En consecuencia, el crucifijo, como representación física de un ser humano y divino, que los creyentes besan como si fuera un ser vivo, será considerado como un Dios por el lector confesional y como un teoplasma por el lector ateo. Ese Cristo de plata es un elemento necesario a la lectura providencialista y confesional de la novela, pues sirve al lector católico a la vez que sirve a la muchacha de testigo teoplasmático, inerte y sin embargo probatorio. Pero es que también, el mismo Cristo es necesario a una lectura racionalista y materialista de la novela. No excluyo aquí la lectura ejemplar que pueda hacer el crítico confesional, inducido por la elocutio del narrador, y frente a la dialéctica objetivada en la inventio del autor: y no la excluyo porque sea imaginaria, falaz o irreal, sino precisamente porque la necesito para demostrar que quien la excluye es Cervantes. El autor desmiente al narrador. Sucede constantemente en toda la novelística cervantina como he explicado en más de una ocasión (Maestro, 2004c: 95-140).

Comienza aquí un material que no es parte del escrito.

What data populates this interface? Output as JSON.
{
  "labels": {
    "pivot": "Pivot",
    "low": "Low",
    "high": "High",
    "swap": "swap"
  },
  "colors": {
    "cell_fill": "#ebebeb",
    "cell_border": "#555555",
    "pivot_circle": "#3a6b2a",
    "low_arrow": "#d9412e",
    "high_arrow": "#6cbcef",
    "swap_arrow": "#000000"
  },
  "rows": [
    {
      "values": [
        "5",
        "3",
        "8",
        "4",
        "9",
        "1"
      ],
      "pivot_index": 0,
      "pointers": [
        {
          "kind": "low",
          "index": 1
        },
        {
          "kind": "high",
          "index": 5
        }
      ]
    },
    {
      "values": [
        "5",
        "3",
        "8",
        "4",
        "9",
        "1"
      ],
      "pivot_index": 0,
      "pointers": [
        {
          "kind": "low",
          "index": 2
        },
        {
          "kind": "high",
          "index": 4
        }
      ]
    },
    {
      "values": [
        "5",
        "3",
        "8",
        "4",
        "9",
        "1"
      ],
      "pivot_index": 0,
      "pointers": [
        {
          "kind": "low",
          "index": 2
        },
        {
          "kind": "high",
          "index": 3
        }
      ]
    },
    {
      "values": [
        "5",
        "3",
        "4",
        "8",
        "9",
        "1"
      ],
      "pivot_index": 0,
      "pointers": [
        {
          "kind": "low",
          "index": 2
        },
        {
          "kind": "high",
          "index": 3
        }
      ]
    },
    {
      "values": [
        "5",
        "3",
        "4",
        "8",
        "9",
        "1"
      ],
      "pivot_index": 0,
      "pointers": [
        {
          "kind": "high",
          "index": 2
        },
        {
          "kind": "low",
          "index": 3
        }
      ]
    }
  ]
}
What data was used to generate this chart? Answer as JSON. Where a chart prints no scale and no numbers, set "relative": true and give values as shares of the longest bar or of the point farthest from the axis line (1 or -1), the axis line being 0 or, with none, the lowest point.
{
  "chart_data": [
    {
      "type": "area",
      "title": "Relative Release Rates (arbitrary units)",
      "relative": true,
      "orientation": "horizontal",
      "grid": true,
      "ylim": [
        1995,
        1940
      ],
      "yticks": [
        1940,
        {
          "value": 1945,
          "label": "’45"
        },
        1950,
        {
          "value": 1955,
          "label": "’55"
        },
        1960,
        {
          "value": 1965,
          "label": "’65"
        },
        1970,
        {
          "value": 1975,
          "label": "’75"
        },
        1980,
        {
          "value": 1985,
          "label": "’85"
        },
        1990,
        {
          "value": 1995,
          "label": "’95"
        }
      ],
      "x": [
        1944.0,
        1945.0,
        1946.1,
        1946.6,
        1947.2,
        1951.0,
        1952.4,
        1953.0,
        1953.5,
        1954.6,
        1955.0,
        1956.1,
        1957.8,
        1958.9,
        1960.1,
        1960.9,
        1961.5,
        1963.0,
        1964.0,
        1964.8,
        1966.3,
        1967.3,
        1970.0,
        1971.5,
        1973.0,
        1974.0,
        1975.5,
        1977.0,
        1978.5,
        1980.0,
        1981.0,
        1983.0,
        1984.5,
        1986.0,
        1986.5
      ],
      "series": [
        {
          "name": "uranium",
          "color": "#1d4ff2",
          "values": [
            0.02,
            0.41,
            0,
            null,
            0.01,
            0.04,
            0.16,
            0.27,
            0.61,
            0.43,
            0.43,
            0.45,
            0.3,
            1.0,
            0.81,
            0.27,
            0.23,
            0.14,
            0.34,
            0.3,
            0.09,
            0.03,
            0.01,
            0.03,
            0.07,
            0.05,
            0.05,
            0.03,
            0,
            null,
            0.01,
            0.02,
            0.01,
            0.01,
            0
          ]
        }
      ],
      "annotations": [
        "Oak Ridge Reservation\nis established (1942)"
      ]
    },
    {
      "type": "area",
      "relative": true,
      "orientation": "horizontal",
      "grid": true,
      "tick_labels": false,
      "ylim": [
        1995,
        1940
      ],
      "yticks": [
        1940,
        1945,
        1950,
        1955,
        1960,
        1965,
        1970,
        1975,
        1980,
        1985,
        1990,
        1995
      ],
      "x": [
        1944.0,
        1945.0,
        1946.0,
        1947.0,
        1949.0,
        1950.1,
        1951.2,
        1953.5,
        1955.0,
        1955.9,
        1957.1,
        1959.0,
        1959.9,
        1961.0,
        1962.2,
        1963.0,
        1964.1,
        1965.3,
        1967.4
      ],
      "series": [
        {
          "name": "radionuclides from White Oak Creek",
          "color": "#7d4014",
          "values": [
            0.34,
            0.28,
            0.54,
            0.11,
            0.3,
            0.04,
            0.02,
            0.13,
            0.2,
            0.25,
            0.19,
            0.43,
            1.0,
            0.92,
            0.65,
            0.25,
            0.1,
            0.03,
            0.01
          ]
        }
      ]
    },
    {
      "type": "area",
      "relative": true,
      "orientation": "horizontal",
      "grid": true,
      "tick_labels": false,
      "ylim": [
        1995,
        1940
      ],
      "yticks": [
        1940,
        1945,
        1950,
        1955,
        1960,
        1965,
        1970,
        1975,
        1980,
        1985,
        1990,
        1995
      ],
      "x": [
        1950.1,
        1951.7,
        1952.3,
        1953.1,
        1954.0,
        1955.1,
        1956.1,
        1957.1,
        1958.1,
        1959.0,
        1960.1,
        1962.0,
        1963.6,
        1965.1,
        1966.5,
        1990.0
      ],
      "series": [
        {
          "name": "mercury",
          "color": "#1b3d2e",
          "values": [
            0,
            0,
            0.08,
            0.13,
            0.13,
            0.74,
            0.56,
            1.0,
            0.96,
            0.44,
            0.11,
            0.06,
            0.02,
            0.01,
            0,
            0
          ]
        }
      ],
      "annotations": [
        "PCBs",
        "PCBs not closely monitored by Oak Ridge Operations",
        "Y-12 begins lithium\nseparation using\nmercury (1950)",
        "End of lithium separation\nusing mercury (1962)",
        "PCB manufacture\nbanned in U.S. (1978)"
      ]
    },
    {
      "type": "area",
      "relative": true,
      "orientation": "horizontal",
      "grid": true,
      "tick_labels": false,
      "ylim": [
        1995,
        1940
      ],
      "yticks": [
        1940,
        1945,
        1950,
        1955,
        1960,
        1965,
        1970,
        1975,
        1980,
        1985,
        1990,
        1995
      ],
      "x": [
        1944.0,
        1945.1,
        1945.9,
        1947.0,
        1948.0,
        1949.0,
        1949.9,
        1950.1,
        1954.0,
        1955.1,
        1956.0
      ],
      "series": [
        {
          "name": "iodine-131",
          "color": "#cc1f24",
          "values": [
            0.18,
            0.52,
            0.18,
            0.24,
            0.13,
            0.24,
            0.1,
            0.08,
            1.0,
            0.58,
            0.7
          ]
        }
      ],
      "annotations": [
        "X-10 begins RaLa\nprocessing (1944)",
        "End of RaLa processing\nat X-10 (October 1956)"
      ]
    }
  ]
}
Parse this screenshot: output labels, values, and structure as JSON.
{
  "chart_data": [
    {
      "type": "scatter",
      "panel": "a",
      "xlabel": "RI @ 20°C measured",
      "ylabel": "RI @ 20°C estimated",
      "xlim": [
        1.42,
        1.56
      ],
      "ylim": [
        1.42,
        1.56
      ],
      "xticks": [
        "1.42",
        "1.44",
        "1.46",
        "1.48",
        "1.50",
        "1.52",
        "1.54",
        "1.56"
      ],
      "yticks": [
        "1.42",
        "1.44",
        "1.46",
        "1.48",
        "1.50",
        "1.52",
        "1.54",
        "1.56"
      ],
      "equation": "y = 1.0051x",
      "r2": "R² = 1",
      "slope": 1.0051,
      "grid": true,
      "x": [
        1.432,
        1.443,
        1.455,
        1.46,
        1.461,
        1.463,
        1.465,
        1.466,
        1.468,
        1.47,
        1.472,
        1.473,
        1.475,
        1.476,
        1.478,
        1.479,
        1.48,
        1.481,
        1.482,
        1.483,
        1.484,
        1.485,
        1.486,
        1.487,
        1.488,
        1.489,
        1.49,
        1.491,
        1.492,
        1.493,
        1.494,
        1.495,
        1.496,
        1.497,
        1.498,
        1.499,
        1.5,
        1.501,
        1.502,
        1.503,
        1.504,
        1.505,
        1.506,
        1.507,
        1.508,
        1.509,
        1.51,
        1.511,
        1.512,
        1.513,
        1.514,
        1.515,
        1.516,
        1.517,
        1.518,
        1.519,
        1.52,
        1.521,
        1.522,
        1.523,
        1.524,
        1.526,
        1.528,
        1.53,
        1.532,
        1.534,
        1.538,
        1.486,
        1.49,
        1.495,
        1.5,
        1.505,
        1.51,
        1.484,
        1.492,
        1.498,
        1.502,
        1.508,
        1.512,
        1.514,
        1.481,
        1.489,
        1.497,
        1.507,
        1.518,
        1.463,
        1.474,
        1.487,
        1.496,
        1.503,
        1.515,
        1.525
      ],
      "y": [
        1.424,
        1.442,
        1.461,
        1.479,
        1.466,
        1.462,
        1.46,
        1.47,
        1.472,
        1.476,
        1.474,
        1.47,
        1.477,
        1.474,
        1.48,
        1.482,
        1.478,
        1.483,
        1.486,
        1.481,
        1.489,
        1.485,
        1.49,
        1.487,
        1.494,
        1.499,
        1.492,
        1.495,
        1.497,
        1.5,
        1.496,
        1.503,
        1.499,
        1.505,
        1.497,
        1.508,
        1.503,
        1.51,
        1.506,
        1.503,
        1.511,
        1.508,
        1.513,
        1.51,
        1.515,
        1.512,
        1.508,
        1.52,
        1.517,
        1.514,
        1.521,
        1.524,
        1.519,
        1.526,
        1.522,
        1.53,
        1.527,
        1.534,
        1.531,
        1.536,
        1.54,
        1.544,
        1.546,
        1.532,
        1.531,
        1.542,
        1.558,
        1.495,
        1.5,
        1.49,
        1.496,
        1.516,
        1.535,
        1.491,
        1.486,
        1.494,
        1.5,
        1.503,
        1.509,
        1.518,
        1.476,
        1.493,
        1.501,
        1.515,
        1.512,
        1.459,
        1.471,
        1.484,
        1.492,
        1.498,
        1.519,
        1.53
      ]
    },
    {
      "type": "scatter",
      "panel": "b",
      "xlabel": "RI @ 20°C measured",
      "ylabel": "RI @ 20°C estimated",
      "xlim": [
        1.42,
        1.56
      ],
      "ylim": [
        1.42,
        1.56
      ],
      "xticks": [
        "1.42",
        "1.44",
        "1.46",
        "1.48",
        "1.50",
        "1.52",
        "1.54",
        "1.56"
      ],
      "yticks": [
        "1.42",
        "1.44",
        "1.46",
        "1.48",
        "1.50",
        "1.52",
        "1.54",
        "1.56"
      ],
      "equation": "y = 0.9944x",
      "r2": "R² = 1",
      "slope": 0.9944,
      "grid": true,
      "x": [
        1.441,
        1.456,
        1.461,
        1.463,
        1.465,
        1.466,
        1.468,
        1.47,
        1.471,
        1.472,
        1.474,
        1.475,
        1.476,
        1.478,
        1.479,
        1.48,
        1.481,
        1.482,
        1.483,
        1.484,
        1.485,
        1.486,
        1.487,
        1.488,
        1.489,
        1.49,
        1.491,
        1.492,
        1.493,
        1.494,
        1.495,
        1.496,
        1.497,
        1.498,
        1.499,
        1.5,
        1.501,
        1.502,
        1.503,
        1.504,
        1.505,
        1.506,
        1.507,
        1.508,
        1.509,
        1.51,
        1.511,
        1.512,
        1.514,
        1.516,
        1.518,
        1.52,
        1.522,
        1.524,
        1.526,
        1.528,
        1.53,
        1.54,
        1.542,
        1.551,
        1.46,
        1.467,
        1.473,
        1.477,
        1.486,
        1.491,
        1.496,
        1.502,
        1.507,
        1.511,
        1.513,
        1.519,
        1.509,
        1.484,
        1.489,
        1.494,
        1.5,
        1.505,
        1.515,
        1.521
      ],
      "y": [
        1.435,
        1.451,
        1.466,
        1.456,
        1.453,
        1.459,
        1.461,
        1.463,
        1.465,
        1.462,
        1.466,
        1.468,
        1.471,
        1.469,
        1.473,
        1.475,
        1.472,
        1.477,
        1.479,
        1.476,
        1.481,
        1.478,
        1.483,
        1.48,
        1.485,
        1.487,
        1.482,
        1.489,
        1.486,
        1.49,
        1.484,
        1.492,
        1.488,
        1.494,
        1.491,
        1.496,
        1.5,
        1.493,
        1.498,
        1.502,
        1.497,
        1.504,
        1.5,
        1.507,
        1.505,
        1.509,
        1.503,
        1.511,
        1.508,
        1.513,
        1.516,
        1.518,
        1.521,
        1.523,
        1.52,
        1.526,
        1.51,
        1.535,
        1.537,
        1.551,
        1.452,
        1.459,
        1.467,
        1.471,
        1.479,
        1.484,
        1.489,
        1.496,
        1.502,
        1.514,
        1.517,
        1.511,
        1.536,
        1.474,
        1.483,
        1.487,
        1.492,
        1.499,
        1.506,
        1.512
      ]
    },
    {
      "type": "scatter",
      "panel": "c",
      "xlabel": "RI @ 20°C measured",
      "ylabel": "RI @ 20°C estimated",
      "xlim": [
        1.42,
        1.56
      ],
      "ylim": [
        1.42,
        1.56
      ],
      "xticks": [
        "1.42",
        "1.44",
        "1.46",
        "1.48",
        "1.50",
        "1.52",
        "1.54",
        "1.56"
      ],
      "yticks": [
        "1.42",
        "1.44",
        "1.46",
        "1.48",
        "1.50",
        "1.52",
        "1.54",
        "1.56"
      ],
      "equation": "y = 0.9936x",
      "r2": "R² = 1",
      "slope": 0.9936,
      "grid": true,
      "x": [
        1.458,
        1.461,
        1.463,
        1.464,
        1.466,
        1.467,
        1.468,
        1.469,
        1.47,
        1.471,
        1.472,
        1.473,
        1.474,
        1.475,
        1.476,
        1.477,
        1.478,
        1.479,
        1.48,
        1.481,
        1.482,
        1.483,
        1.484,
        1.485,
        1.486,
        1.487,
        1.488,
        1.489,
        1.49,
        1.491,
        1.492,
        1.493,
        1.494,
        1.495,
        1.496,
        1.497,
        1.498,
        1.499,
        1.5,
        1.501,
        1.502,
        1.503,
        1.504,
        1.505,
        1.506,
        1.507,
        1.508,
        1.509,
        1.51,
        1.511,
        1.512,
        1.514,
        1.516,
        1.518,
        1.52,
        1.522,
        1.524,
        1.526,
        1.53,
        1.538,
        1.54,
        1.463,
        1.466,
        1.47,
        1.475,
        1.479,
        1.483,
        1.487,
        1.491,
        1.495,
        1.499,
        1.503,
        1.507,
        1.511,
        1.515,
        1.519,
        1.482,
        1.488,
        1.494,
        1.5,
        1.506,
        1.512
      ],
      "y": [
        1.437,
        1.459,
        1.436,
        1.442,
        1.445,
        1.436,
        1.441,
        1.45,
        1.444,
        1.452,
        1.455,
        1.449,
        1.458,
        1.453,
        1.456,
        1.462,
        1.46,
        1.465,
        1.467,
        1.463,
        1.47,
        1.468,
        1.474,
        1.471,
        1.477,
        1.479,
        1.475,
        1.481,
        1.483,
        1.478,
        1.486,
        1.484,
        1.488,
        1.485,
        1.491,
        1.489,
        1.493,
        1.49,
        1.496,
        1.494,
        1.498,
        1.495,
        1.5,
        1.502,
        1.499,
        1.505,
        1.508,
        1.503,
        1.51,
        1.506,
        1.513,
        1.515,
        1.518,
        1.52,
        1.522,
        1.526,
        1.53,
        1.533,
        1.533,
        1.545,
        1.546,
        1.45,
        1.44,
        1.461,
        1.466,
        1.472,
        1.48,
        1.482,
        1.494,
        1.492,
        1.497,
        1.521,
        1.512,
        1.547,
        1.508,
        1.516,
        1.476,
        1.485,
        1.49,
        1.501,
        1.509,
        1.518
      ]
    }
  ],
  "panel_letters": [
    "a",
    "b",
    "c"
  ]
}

En este punto, se ha hablado también de la posibilidad de una conversión, merced a la intercesión del Cristo, etc., en Rodolfo, que pasa del mal al bien, al precipitar un sorprendente final, en el que la mujer violada acaba por enamorarse del hombre que siete años atrás la había raptado y violado. En realidad lo único que sucede es que semejante conversio la ejecuta el narrador, satisfaciendo, por una parte, los gustos de Rodolfo, que gozará nuevamente, aunque ahora bajo el marco de la legalidad, de la mujer que le place, y, por otra parte, los gustos —moralmente ejemplares— de un público al que se supone va dirigido el título de las doce novelitas. Queda muy claro a los ojos del narrador, y así debe quedar también a los del lector, que Leocadia no es devota en absoluto:


En un escritorio, que estaba junto a la ventana, vio un crucifijo pequeño todo de plata, el cual tomó y se le puso en la manga de la ropa, no por devoción ni por hurto, sino llevada de un discreto designio suyo (309).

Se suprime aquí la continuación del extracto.